O jovem futebolista sírio Ali Hasan está “muito feliz” pela queda do regime de Bashar al-Assad, mas aguarda por estabilidade e diz ser “prematuro” regressar ao seu país, até porque se sente “cada vez mais português”.
“Os meus pais ainda estão bastante desconfiados, pois não sabemos se ele pode voltar e aí as coisas vão ser ainda piores. O país não está 100% pacífico e, para voltar, as condições ainda são más. Vai demorar muito tempo para o país ser reconstruído. É uma conquista difícil e espero que o presidente não volte”, disse, em declarações à Lusa.

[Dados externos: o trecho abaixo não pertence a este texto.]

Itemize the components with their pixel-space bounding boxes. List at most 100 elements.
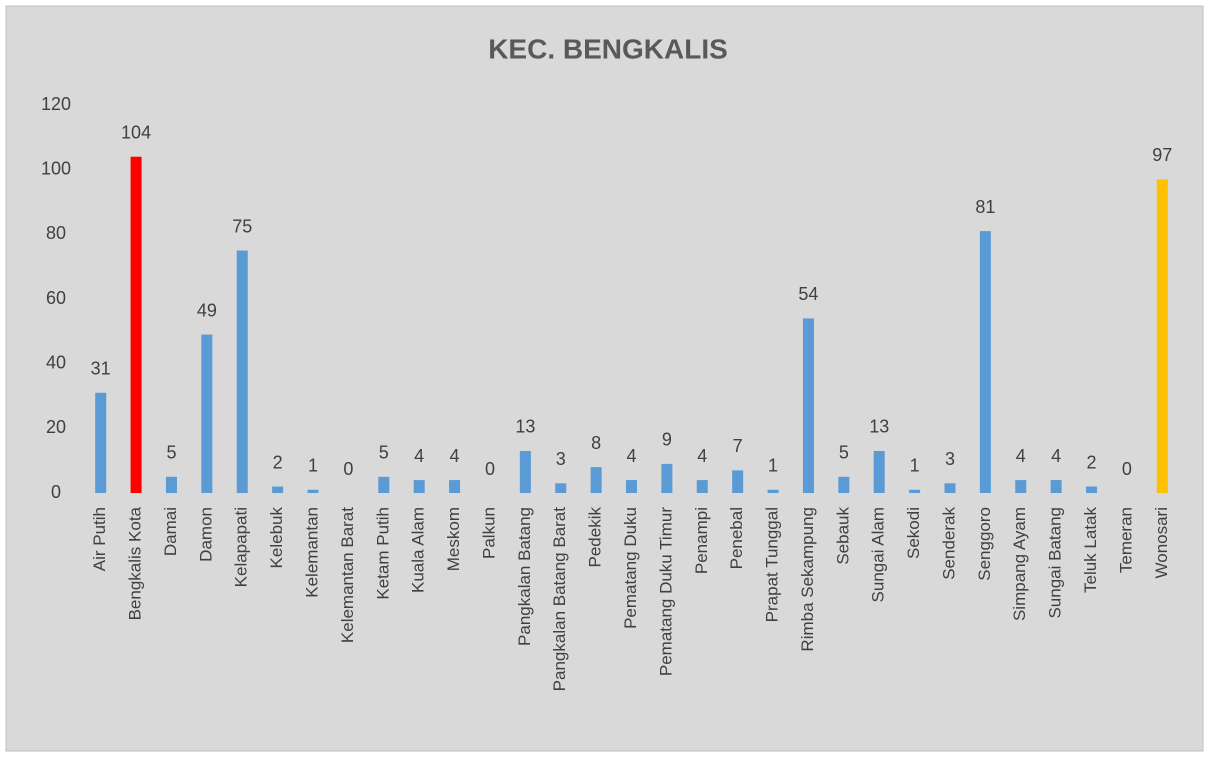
y-tick-label: 120 xyxy=(41,94,71,114)
bar xyxy=(1086,486,1098,493)
x-tick-label: Temeran xyxy=(1116,507,1135,573)
x-tick-label: Sekodi xyxy=(904,507,923,559)
x-tick-label: Kelemantan Barat xyxy=(338,507,357,643)
bar xyxy=(767,489,779,493)
data-label: 8 xyxy=(591,433,601,453)
x-tick-label: Penampi xyxy=(692,507,711,574)
bar xyxy=(732,470,744,493)
y-tick-label: 0 xyxy=(51,482,61,502)
data-label: 2 xyxy=(1087,452,1097,472)
bar xyxy=(873,450,885,493)
x-tick-label: Pangkalan Batang xyxy=(515,507,534,646)
data-label: 4 xyxy=(697,446,707,466)
x-tick-label: Meskom xyxy=(444,507,463,571)
x-tick-label: Bengkalis Kota xyxy=(126,506,145,620)
data-label: 5 xyxy=(839,443,849,463)
data-label: 4 xyxy=(1016,446,1026,466)
bar xyxy=(519,450,531,493)
x-tick-label: Ketam Putih xyxy=(373,507,392,600)
bar xyxy=(201,334,213,493)
y-tick-label: 60 xyxy=(46,288,66,308)
x-tick-label: Kelapapati xyxy=(232,507,251,587)
bar xyxy=(449,480,461,493)
y-tick-label: 100 xyxy=(41,158,71,178)
data-label: 13 xyxy=(515,417,535,437)
bar xyxy=(944,483,956,493)
data-label: 1 xyxy=(308,456,318,476)
bar xyxy=(1156,179,1168,493)
x-tick-label: Air Putih xyxy=(90,507,109,571)
x-tick-label: Pematang Duku xyxy=(621,507,640,629)
data-label: 1 xyxy=(768,456,778,476)
data-label: 0 xyxy=(485,459,495,479)
bar xyxy=(378,476,390,493)
bar xyxy=(236,250,248,493)
bar xyxy=(909,489,921,493)
y-tick-label: 20 xyxy=(46,417,66,437)
data-label: 0 xyxy=(343,459,353,479)
x-tick-label: Sungai Alam xyxy=(869,507,888,602)
x-tick-label: Sungai Batang xyxy=(1046,507,1065,619)
bar xyxy=(838,476,850,493)
data-label: 4 xyxy=(626,446,636,466)
bar xyxy=(272,486,284,493)
x-tick-label: Penebal xyxy=(727,507,746,569)
data-label: 7 xyxy=(733,436,743,456)
bar xyxy=(413,480,425,493)
data-label: 1 xyxy=(910,456,920,476)
bar xyxy=(1050,480,1062,493)
data-label: 0 xyxy=(1122,459,1132,479)
chart-background xyxy=(5,5,1204,752)
x-tick-label: Prapat Tunggal xyxy=(763,507,782,622)
x-tick-label: Kelebuk xyxy=(267,507,286,569)
chart-title: KEC. BENGKALIS xyxy=(488,33,728,64)
bar xyxy=(802,318,814,493)
data-label: 4 xyxy=(1051,446,1061,466)
data-label: 104 xyxy=(121,122,151,142)
bar xyxy=(95,392,107,493)
x-tick-label: Senggoro xyxy=(975,507,994,581)
x-tick-label: Sebauk xyxy=(833,507,852,565)
x-tick-label: Teluk Latak xyxy=(1081,507,1100,593)
x-tick-label: Pedekik xyxy=(586,507,605,568)
x-tick-label: Rimba Sekampung xyxy=(798,507,817,652)
bar xyxy=(696,480,708,493)
data-label: 81 xyxy=(975,197,995,217)
bar xyxy=(979,231,991,493)
x-tick-label: Damai xyxy=(161,507,180,556)
bar xyxy=(307,489,319,493)
x-tick-label: Kuala Alam xyxy=(409,507,428,593)
x-tick-label: Palkun xyxy=(479,507,498,559)
bar xyxy=(165,476,177,493)
data-label: 4 xyxy=(450,446,460,466)
bar xyxy=(555,483,567,493)
data-label: 3 xyxy=(556,449,566,469)
x-tick-label: Pematang Duku Timur xyxy=(656,507,675,676)
x-tick-label: Wonosari xyxy=(1152,507,1171,579)
data-label: 2 xyxy=(273,452,283,472)
data-label: 54 xyxy=(798,284,818,304)
data-label: 9 xyxy=(662,430,672,450)
data-label: 3 xyxy=(945,449,955,469)
x-tick-label: Senderak xyxy=(939,507,958,580)
data-label: 31 xyxy=(91,359,111,379)
bar xyxy=(1015,480,1027,493)
bar xyxy=(590,467,602,493)
data-label: 49 xyxy=(197,300,217,320)
bar xyxy=(130,156,142,493)
data-label: 75 xyxy=(232,216,252,236)
x-tick-label: Simpang Ayam xyxy=(1010,507,1029,621)
data-label: 13 xyxy=(869,417,889,437)
x-tick-label: Damon xyxy=(196,507,215,562)
bar xyxy=(661,463,673,493)
y-tick-label: 40 xyxy=(46,352,66,372)
y-tick-label: 80 xyxy=(46,223,66,243)
x-tick-label: Kelemantan xyxy=(303,507,322,598)
data-label: 5 xyxy=(166,443,176,463)
data-label: 4 xyxy=(414,446,424,466)
data-label: 97 xyxy=(1152,145,1172,165)
x-tick-label: Pangkalan Batang Barat xyxy=(550,507,569,692)
data-label: 5 xyxy=(379,443,389,463)
bar xyxy=(626,480,637,493)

Ali Hasan, de 18 anos, chegou a Portugal em 2016, depois de três anos refugiado na Turquia e um na Grécia, e as únicas memórias que tem da sua nação são as dos seus familiares, curdos, etnia perseguida por Bahsar al-Assad e também pelos regimes vizinhos da Turquia, Irão e Iraque.
“Os meus pais estão muito contentes, sempre a ligar para os meus familiares a saber se está tudo bem com os meus avós e tios. Espero que corra tudo bem”, desabafou, ainda expectante quanto ao que vai acontecer com o novo regime.
Em Portugal, a vida da sua família, que engloba mais quatro irmãos, todos rapazes, o mais novo, de nome Miguel, já nascido no país, teve acolhimento em Guimarães, onde finalmente pode dar asas à ilusão de jogar futebol.
“[Iniciar-me] No futebol foi um processo muito complicado. Demorou, mas nunca devemos desistir dos nossos sonhos, certo? Sou um jogador razoável, bom no remate e drible, e que, como ponto fraco, tenho os passes que, de vez em quando, saem mal, sobretudo em profundidade”, analisa o atleta do UD Polvoleira, dos distritais de Braga, depois de começar no Águias Negras de Tabuadelo, antes do GD Selho, no mesmo concelho.
Recorda que, em Portugal, a mãe cozinhava apenas sírio, mas agora a gastronomia em casa já é mais equilibrada: “Comida portuguesa, para mim é a francesinha, sem dúvida! Síria é kebab em pão pita”.
“Cada dia que passa, sinto-me mais português do que sírio. Estou a esquecer a língua, mas estou a esforçar-me para a manter, pois trata-se da minha cultura, da minha etnia”, diz o aspirante a advogado ou, como alternativa, a uma carreira no exército.
Ali confessa que nos últimos dias os pais já comunicaram aos cinco filhos que estava na hora de começarem a preparar as malas para regressar à Síria, contudo entendeu essa indicação como um teste, “pois eles também adoram estar em Portugal”, o país “mais seguro e pacífico” que conheceu, “o melhor do mundo”, assegura, após as experiências na Síria, Turquia e Grécia.
“Na guerra Síria, Bashar al-Assad assassinava as pessoas e a minha família teve de fugir, pois, enquanto curdos, não somos muito bem-vindos no país, nem nos vizinhos. Fomos de Alepo para Izmir [na Turquia] e após três anos seguimos para a Grécia, num barco insuflável para umas cinco pessoas no qual estávamos uns 30. Foi um pesadelo de que ainda me lembro. Não me sai da memória”, recorda à Lusa, ajudando a explicar os seus receios.
Agora, nestes dias de “felicidade” pelas mudanças na Síria, aguarda que a situação estabilize, para que possa cumprir o sonho de revisitar a nação que deixou ainda menino.
“Espero que a Síria recupere. Que a minha família consiga sobreviver a este caos. Se se reconstruir, quero ir visitar a minha terra, que deixei há mais de 10 anos”, desejou.
Uma coligação rebelde liderada pela Organização Islâmica de Libertação do Levante (Hayat Tahrir al Sham, ou HTS, em árabe) lançou uma ofensiva relâmpago em 27 de novembro a partir da cidade síria de Idlib, um bastião da oposição, e conseguiu expulsar em poucos dias o exército de Assad das capitais provinciais de Alepo, Hama e Homs, abrindo caminho para Damasco.
Bashar al-Assad, que sucedeu ao pai Hafez em 2000, fugiu com a família para a Rússia, pouco antes da coligação rebelde, que inclui igualmente fações pró-turcas, tomar Damasco e pôr fim a cinco décadas de poder da família do ex-presidente.